Mariana Fernandes dos Santos[2]

Em qualquer espaço educativo a aprendizagem é fundamentada, mesmo que inconscientemente, por diferentes epistemologias. Essas epistemologias estudadas pela psicologia, antes ocupavam o espaço de discussão da filosofia e só mais tarde foram aplicadas à educação

As teorias psicológicas que fundamentam o processo de aprendizagem no meio educacional seja ele presencial ou digital sofreram fortes influências das teorias filosóficas desenvolvidas nos séculos XVI e XVII. Nesse sentido, as epistemologias racionalistas, empiristas e interacionistas influenciaram diretamente os estudos das teorias psicológicas da aprendizagem.

A influência dessas bases filosóficas sempre dependeu do desenvolvimento de estudo e do momento de produção do conhecimento. Isso se deve pelo fato de haver diversas formas de conceber o fenômeno educativo. Pois este não se concebe numa realidade acabada, ao contrário,depende de múltiplos aspectos.Sobre isso nos reportamos a idéiasa seguir que se referem ao processo educativo:

É um fenômeno humano, histórico e multidimensional. Nele estão presentes tanto a dimensão humana quanto a técnica, a cognitiva, a emocional, a sócio-política e cultural. Não se tratade mera justaposição das referidasdimensões,mas sim, da aceitação de suas múltiplas implicações e relações.(MIZUKAMI,1986,p.1)

De acordo aos estudos existentes sobre ensino/aprendizagem constatamos que sempre há um aspecto privilegiado em detrimento de outro, segundo a uma determinada teoria. As teorias do conhecimento que embasam as correntes psicológicas de aprendizagem, apesar de suas diversidades, possuem como pontos chaves em suas discussões a função de sujeito e de objeto e ainda a relação entre os ambos.

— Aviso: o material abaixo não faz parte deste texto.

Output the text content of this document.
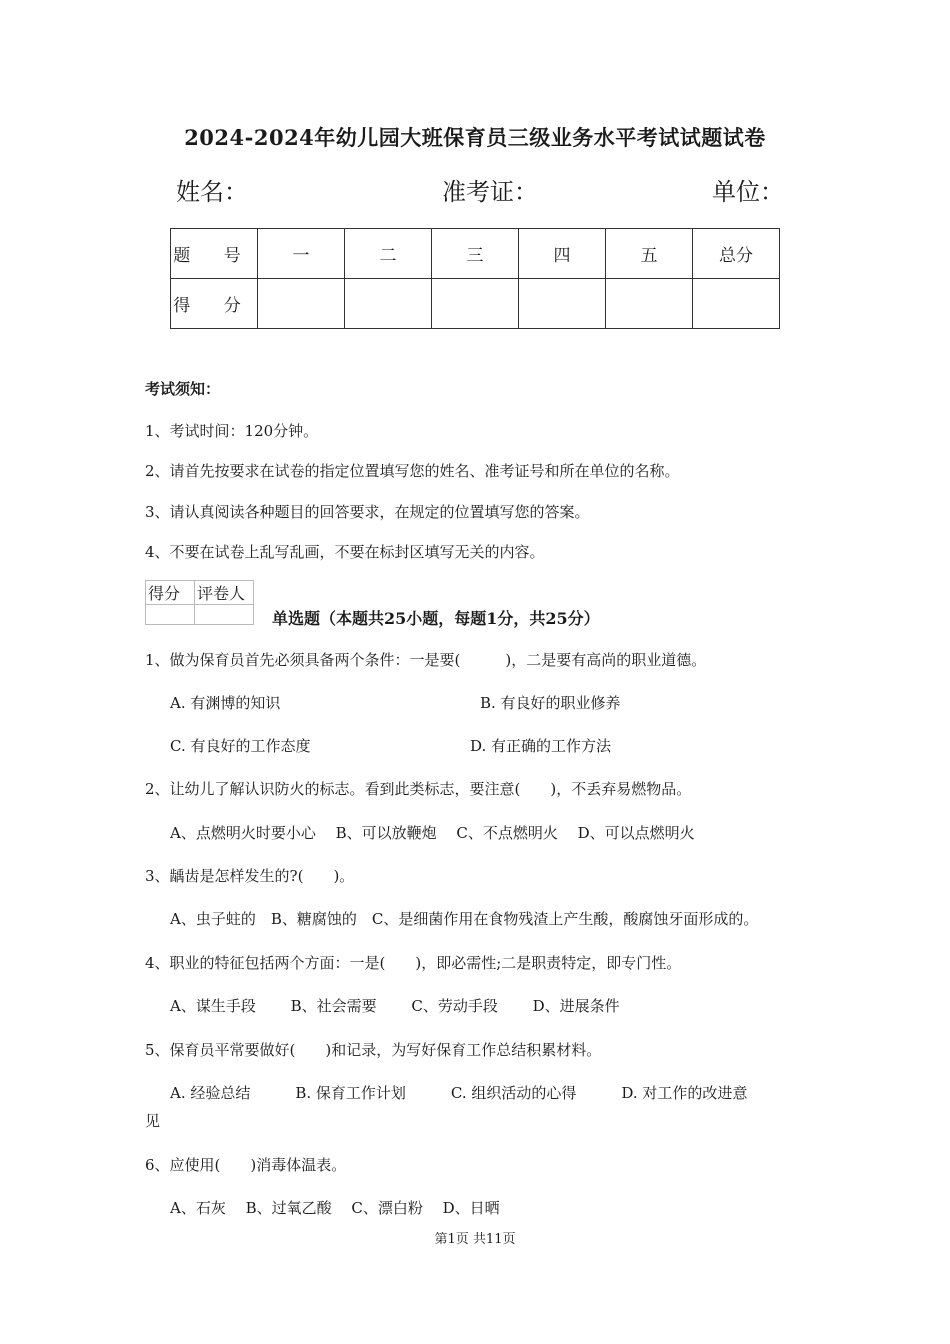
2024-2024年幼儿园大班保育员三级业务水平考试试题试卷
姓名：	准考证：	单位：
题 号	一	二	三	四	五	总分
得 分						
考试须知：
1、考试时间：120分钟。
2、请首先按要求在试卷的指定位置填写您的姓名、准考证号和所在单位的名称。
3、请认真阅读各种题目的回答要求，在规定的位置填写您的答案。
4、不要在试卷上乱写乱画，不要在标封区填写无关的内容。
得分	评卷人

单选题（本题共25小题，每题1分，共25分）
1、做为保育员首先必须具备两个条件：一是要(　　　)，二是要有高尚的职业道德。
A. 有渊博的知识	B. 有良好的职业修养
C. 有良好的工作态度	D. 有正确的工作方法
2、让幼儿了解认识防火的标志。看到此类标志，要注意(　　)，不丢弃易燃物品。
A、点燃明火时要小心　 B、可以放鞭炮　 C、不点燃明火　 D、可以点燃明火
3、龋齿是怎样发生的?(　　)。
A、虫子蛀的　B、糖腐蚀的　C、是细菌作用在食物残渣上产生酸，酸腐蚀牙面形成的。
4、职业的特征包括两个方面：一是(　　)，即必需性;二是职责特定，即专门性。
A、谋生手段　　 B、社会需要　　 C、劳动手段　　 D、进展条件
5、保育员平常要做好(　　)和记录，为写好保育工作总结积累材料。
A. 经验总结　　　B. 保育工作计划　　　C. 组织活动的心得　　　D. 对工作的改进意
见
6、应使用(　　)消毒体温表。
A、石灰　 B、过氧乙酸　 C、漂白粉　 D、日晒
第1页 共11页
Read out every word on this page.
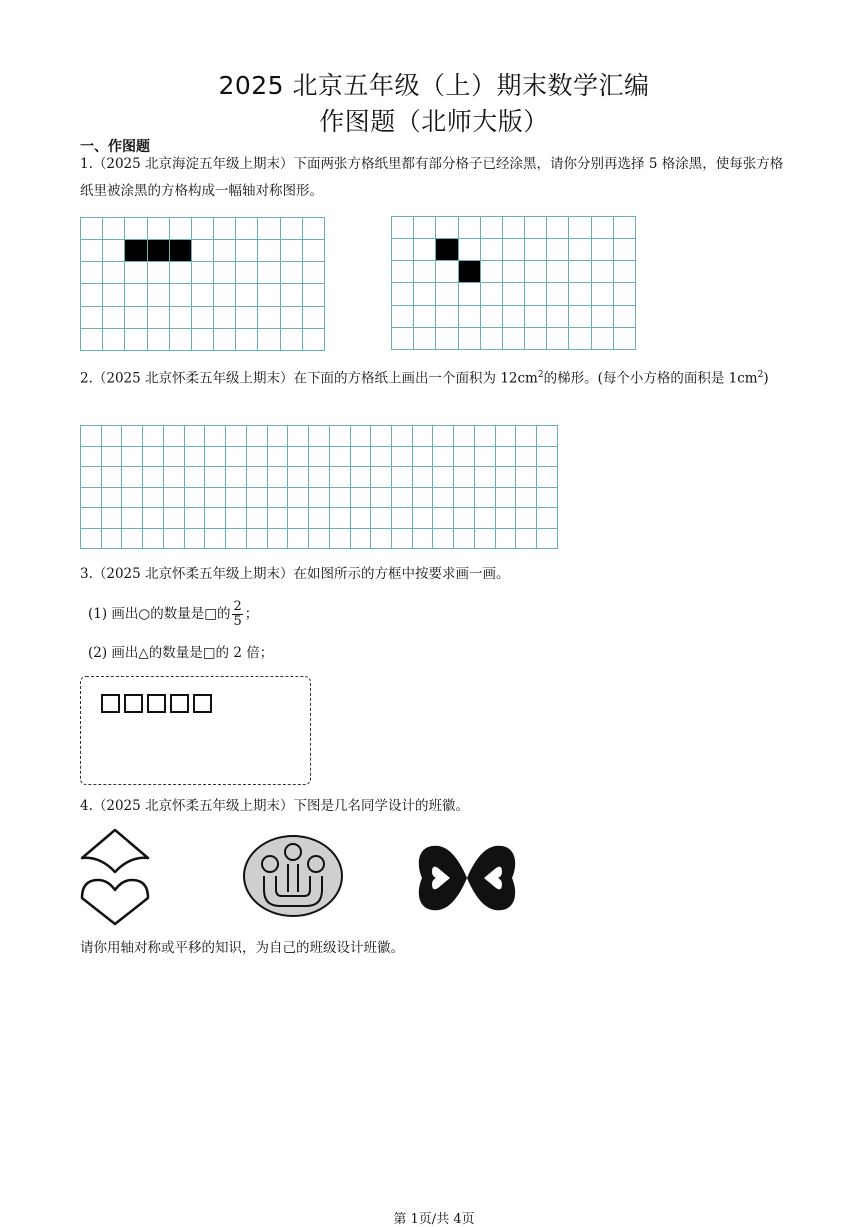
2025 北京五年级（上）期末数学汇编
作图题（北师大版）
一、作图题
1.（2025 北京海淀五年级上期末）下面两张方格纸里都有部分格子已经涂黑，请你分别再选择 5 格涂黑，使每张方格纸里被涂黑的方格构成一幅轴对称图形。

2.（2025 北京怀柔五年级上期末）在下面的方格纸上画出一个面积为 $12cm^2$的梯形。(每个小方格的面积是 $1cm^2$)

3.（2025 北京怀柔五年级上期末）在如图所示的方框中按要求画一画。
(1) 画出○的数量是□的 $\frac{2}{5}$ ；
(2) 画出△的数量是□的 2 倍；
4.（2025 北京怀柔五年级上期末）下图是几名同学设计的班徽。
请你用轴对称或平移的知识，为自己的班级设计班徽。
第 1页/共 4页
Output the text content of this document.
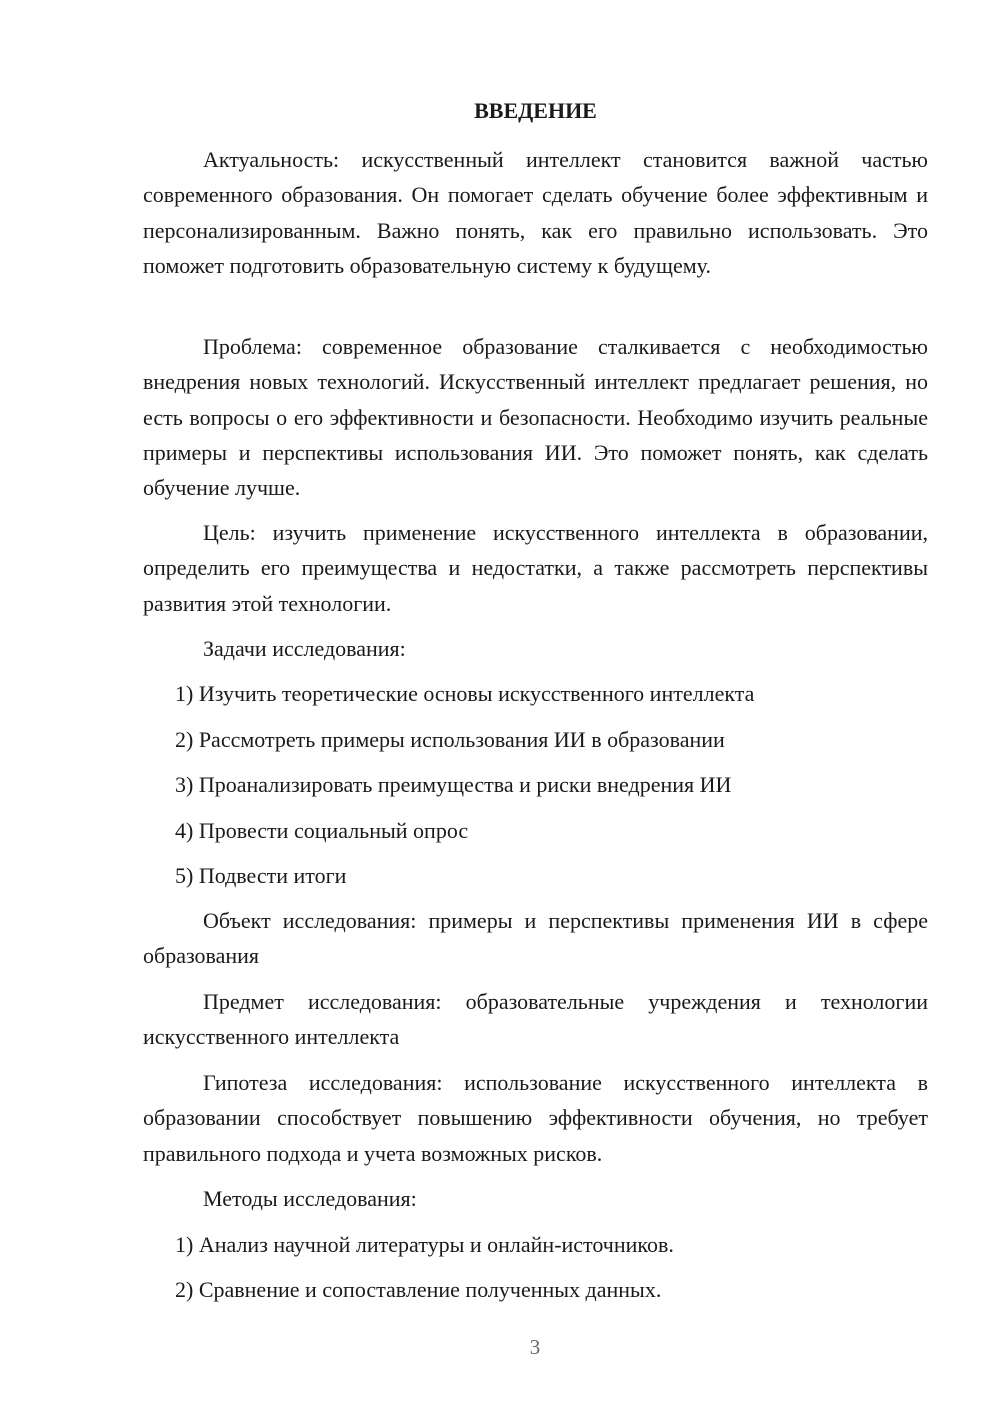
ВВЕДЕНИЕ

Актуальность: искусственный интеллект становится важной частью современного образования. Он помогает сделать обучение более эффективным и персонализированным. Важно понять, как его правильно использовать. Это поможет подготовить образовательную систему к будущему.

Проблема: современное образование сталкивается с необходимостью внедрения новых технологий. Искусственный интеллект предлагает решения, но есть вопросы о его эффективности и безопасности. Необходимо изучить реальные примеры и перспективы использования ИИ. Это поможет понять, как сделать обучение лучше.

Цель: изучить применение искусственного интеллекта в образовании, определить его преимущества и недостатки, а также рассмотреть перспективы развития этой технологии.

Задачи исследования:

1) Изучить теоретические основы искусственного интеллекта

2) Рассмотреть примеры использования ИИ в образовании

3) Проанализировать преимущества и риски внедрения ИИ

4) Провести социальный опрос

5) Подвести итоги

Объект исследования: примеры и перспективы применения ИИ в сфере образования

Предмет исследования: образовательные учреждения и технологии искусственного интеллекта

Гипотеза исследования: использование искусственного интеллекта в образовании способствует повышению эффективности обучения, но требует правильного подхода и учета возможных рисков.

Методы исследования:

1) Анализ научной литературы и онлайн-источников.

2) Сравнение и сопоставление полученных данных.

3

Os empiristas, por exemplo, focam no objeto, entendem que o aprendente sofre influência determinante do meio, por isso o conhecimento é a cópia do mundo exterior. Assim, o indivíduo é uma 'tábula rasa' sem maturação cognitiva.

... essa pedagogia, legitimada pela epistemologia empiristas,configura o próprio quadro da reprodução da ideologia;reprodução do autoritarismo, da coação, da heteronomia,da subserviência, do silêncio, da morte da crítica, da criatividade, da curiosidade.(BECKER,2001,p.18)

Já os inatistas, que concentram os olhares para o sujeito, postulam ao contrário dos empiristas, que o conhecimento está pré- determinado pelo sujeito e que o ambiente externo não influência e sim os estímulos sensoriais do aprendente. É o que Piaget (1967), chamou de "exercício de uma razão já pré-fabricada". Enquanto na primeira epistemologia há uma ênfase no que é pré-determinado, exógeno, no segundo há uma centralização do que é endógeno.

E falando na ótica do interacionismo, vemos uma relação entre sujeito-objeto, em que o conhecimento é entendido como uma complexa construção que implica a interação entre educando e educador. Configura-se uma relação dinâmica entre o biológico, o físico e o social. Essas diferentes teorias fundamentam diferentes concepções de ensino e de aprendizagem numa prática pedagógica. E são influenciadas pelo contexto histórico, social e cultural vigente na sociedade.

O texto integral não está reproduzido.